Qu’ils parlent des quais de la 13 ou de la pauvreté en Somalie, nos deux compères pensent en dehors d’eux même, les pieds sur terre. Dans Pourquoi t’écris?, l’autre morceau social, ils célèbrent dans un français parfait le pouvoir transcendantal de l’écriture et de la transmission. L’écriture comme déversoir salvateur, répondant à l’urgence du feu. Ils sont allés à la bonne école. Ils savent déjà que le temps passe et est irrétractable, que le destin n’est pas, mais une infinité d’états de la nature probables, de branches qu’il s’agit de choper au bon moment. L’entrée dans la nouvelle décennie n’est pas aussi facile que celle du nouveau millénaire. Passer à côté de sa vie est à présent si facile, et leurs morceaux mettent en avant une angoisse existentielle terrible, car c’est celle qui étreint toute une génération de… seulement vingtenaires, oscillant entre craintes d’un avenir incertain et désespoir, quand ce n’est pas encore le nihilisme (comme le montre le rap plus indé’ et dur de dAMEbLANCHE, la garde d’Al’Tarba, etc.). Cette anxiété nervure presque l’EP entier! Le rap : outil révélateur sociologique.
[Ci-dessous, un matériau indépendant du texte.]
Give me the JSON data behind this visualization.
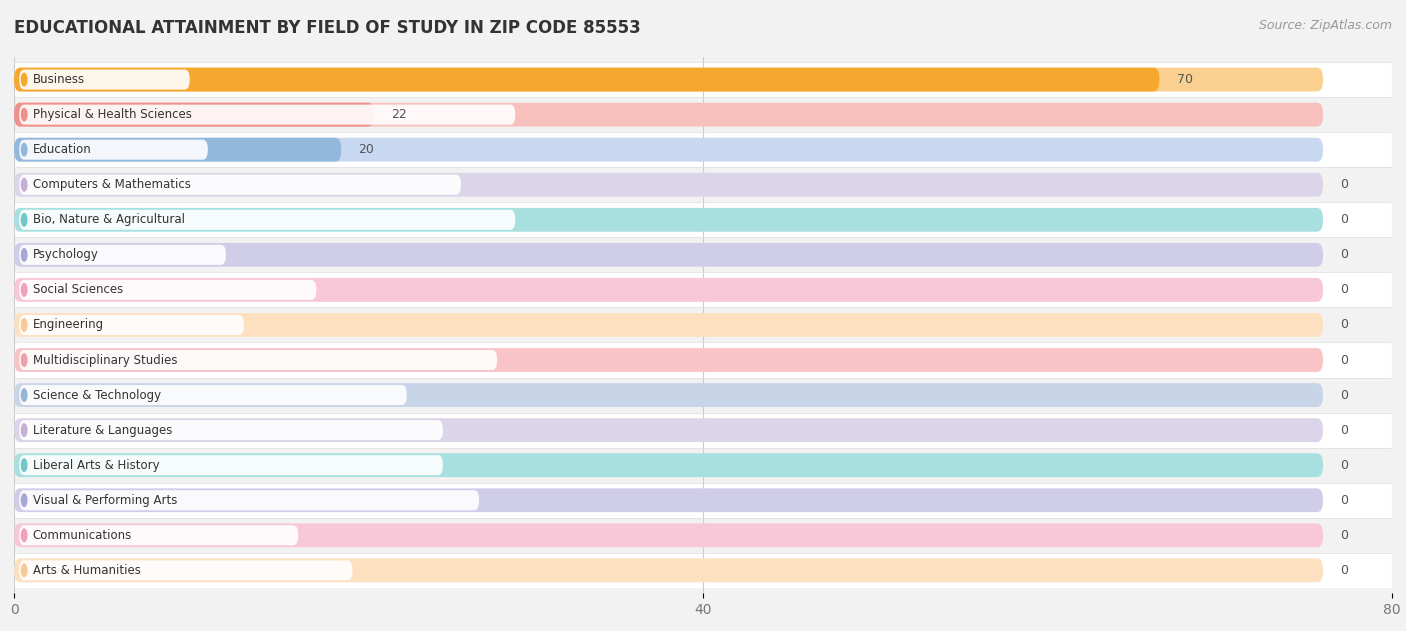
{
  "title": "EDUCATIONAL ATTAINMENT BY FIELD OF STUDY IN ZIP CODE 85553",
  "source": "Source: ZipAtlas.com",
  "categories": [
    "Business",
    "Physical & Health Sciences",
    "Education",
    "Computers & Mathematics",
    "Bio, Nature & Agricultural",
    "Psychology",
    "Social Sciences",
    "Engineering",
    "Multidisciplinary Studies",
    "Science & Technology",
    "Literature & Languages",
    "Liberal Arts & History",
    "Visual & Performing Arts",
    "Communications",
    "Arts & Humanities"
  ],
  "values": [
    70,
    22,
    20,
    0,
    0,
    0,
    0,
    0,
    0,
    0,
    0,
    0,
    0,
    0,
    0
  ],
  "bar_colors": [
    "#F5A830",
    "#F0908A",
    "#92B8DC",
    "#C4B0D4",
    "#72C8C8",
    "#A8A8D8",
    "#F0A0BC",
    "#F8C898",
    "#F0A0A8",
    "#9AB4D4",
    "#C4B0D4",
    "#72C8C8",
    "#A8A8D8",
    "#F0A0BC",
    "#F8C898"
  ],
  "bar_bg_colors": [
    "#FAD090",
    "#F8C0BC",
    "#C8D8F0",
    "#DCD4E8",
    "#A8E0E0",
    "#D0CDE8",
    "#F8C8D8",
    "#FCE0C0",
    "#F8C4C8",
    "#C8D4E8",
    "#DCD4E8",
    "#A8E0E0",
    "#D0CDE8",
    "#F8C8D8",
    "#FCE0C0"
  ],
  "xlim": [
    0,
    80
  ],
  "xticks": [
    0,
    40,
    80
  ],
  "background_color": "#f2f2f2",
  "row_bg_white": "#ffffff",
  "title_fontsize": 12,
  "source_fontsize": 9,
  "bar_height": 0.68,
  "min_bar_width": 18
}
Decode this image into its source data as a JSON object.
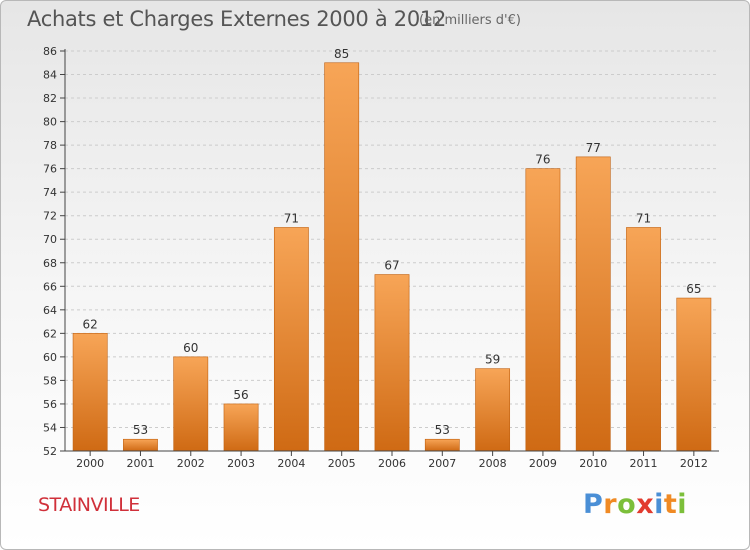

Loin d’être neurasthénique, il est pénétrant, et soulève des vérités qui fâchent. On regrettera un peu les extraits sonores plaqués de Youssoupha et d’autres rappeurs admirés, des paroles sur la guerre, qui risquent presque de nous faire verser dans un pathos naïf et de les poser en sauveurs de la veuve et l’orphelin, mais le mal est évité. On espère qu’ils garderont cette veine sociale, car jusqu’ici, les garçons retiennent leur Ki avant de libérer la mana.
Dragon Ball X
C’est l’heure de la « danse de la fusion« . Potaras* aux oreilles, nos deux X débitent du steak en pagaille :
Parfois j’ai l’impression que le temps presse
Pourtant j’ai toute la vie
Parfois je me sens seul dans la tempête
Pourtant y a toute la miff !
Donc lâche ton écran t’as toute la vie
Quitte la fenêtre et pousse la vitre
Du bonheur je sais on en est tous avides
Si la musique te plait alors épouse la vite!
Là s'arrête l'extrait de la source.